【有馬記念】イクイノックス不在なら、充実の同期ジャスティンパレスにも勝機あり

公開日:2023年12月20日 14:00 更新日:2023年12月20日 14:00

4歳①①③②着「こちらが思った以上の成長。なかなか、こんな馬はいませんよ」(杉山晴師)

 今年、崩れずに好走を続けた一頭なら、ジャスティンパレスもそうだろう。

 2歳時は暮れのGⅠホープフルSで②着して将来を嘱望されたが、昨年のクラシックシーズンは皐月賞、日本ダービーで⑨着に菊花賞③着。夏を越した成長はみせたものの、ビッグタイトルには届かなかった。

「こちらが思っている以上に成長を続けてくれる。なかなか、こんな馬はいませんよ」

 管理する杉山晴師が驚くのが、今年の4歳シーズン。戦績の通りだ。

 初戦の阪神大賞典は、好位抜け出しで後続を完封すると、迎えた6度目のGⅠ天皇賞・春で2馬身半差V。勢いのまま、リニューアル京都の初GⅠ馬に輝いた。

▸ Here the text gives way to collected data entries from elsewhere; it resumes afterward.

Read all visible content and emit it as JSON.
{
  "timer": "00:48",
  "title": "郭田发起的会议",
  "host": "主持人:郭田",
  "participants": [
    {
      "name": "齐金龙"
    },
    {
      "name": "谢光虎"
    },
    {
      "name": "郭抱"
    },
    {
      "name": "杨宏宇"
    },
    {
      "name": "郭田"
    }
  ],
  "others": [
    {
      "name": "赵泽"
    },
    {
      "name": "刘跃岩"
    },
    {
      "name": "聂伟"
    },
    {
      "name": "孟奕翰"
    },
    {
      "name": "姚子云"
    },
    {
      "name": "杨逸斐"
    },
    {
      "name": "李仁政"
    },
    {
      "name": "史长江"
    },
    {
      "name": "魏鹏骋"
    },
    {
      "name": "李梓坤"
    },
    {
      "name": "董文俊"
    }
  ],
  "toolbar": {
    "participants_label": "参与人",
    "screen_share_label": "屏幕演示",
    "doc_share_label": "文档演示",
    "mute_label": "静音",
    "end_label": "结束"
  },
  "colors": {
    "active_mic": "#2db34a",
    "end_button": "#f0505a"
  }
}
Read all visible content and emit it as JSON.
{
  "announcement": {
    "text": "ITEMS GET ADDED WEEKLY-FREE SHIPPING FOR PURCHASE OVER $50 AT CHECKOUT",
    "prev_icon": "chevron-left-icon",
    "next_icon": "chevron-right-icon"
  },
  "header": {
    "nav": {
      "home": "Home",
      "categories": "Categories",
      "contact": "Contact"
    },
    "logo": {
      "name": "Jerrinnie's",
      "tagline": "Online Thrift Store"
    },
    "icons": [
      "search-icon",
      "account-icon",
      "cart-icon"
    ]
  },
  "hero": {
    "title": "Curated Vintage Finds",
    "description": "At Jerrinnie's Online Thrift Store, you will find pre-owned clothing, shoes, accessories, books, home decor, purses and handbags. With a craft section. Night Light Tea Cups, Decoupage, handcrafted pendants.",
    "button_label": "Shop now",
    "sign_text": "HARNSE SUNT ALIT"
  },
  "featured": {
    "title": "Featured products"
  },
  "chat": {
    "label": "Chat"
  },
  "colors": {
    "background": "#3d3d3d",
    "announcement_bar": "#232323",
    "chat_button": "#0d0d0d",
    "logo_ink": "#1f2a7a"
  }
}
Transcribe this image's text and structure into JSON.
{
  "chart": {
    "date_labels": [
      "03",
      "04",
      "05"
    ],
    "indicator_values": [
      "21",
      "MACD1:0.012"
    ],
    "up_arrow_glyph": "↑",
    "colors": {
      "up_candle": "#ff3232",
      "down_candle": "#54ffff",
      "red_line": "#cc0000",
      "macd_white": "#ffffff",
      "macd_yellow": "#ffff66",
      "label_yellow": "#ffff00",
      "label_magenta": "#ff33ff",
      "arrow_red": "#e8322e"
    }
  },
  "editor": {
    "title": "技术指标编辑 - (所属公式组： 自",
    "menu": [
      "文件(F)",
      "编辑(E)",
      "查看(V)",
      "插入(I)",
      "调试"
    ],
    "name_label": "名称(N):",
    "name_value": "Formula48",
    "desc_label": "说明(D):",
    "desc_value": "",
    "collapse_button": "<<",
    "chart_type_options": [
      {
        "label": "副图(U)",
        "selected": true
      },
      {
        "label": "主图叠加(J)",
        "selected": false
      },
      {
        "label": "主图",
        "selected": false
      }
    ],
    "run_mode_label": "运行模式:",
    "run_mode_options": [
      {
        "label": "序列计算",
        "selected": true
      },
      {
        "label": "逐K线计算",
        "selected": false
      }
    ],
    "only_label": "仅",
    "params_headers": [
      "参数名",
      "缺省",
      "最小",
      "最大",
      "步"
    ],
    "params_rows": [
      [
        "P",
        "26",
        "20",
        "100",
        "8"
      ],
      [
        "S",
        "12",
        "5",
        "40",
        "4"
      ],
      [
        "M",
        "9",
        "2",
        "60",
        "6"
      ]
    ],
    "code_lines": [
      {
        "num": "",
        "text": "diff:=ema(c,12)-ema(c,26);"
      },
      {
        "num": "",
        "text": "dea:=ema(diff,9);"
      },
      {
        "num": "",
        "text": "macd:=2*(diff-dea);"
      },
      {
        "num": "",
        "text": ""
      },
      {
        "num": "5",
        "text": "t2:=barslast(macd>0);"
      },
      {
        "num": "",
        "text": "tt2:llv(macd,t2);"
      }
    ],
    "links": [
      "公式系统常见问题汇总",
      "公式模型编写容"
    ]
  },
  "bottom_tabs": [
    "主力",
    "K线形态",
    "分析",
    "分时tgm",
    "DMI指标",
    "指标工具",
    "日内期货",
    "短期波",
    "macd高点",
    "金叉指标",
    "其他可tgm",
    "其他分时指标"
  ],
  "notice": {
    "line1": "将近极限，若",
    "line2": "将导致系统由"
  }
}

 春グランプリの宝塚記念はハードな競馬。前半千㍍が58秒9と流れて、後半4Fも47秒4の展開。イクイノックスにひと飲みされたとはいえ、終始、馬群の外、4角では7頭分もの外を周りながらも最後まで伸び続けて③着し、スタミナを示している。

「距離が延びるのは間違いなくいい」(杉山晴師)

「あの競馬で差し込んでくるタイプとは思ってもいなかった。正直、驚きましたし、思った以上に力をつけているのを感じました」

 こうトレーナーが離すのは、舞台が府中に替わった天皇賞・秋。直線入り口では11番手の最後方から33秒7の脚を使って②着と連対している。イメージを一新させる競馬でもあった。

「時計は速かったですが、直線だけの競馬で割と疲れは少なかった。放牧先へと見に行き、〝自信を持って次(有馬記念)に使えるな〟と思いましたね。距離が延びるのは間違いなくいいですから」

 けさの追い切りの動きは別掲の通り。軽さ、力強さと兼ねる最終追いでもあった。

 85年シンボリルボルフ、89年イナリワン、96年サクラローレル、00年テイエムオペラオー、06年ディープインパクトに17年キタサンブラック。数々の春の天皇賞馬が同年の暮れグランプリを勝ってきた。完封された同期イクイノックスは、ここにはいない。充実の締め括り。ジャスティンパレスが2つ目のビッグタイトルを手にしても不思議ではない。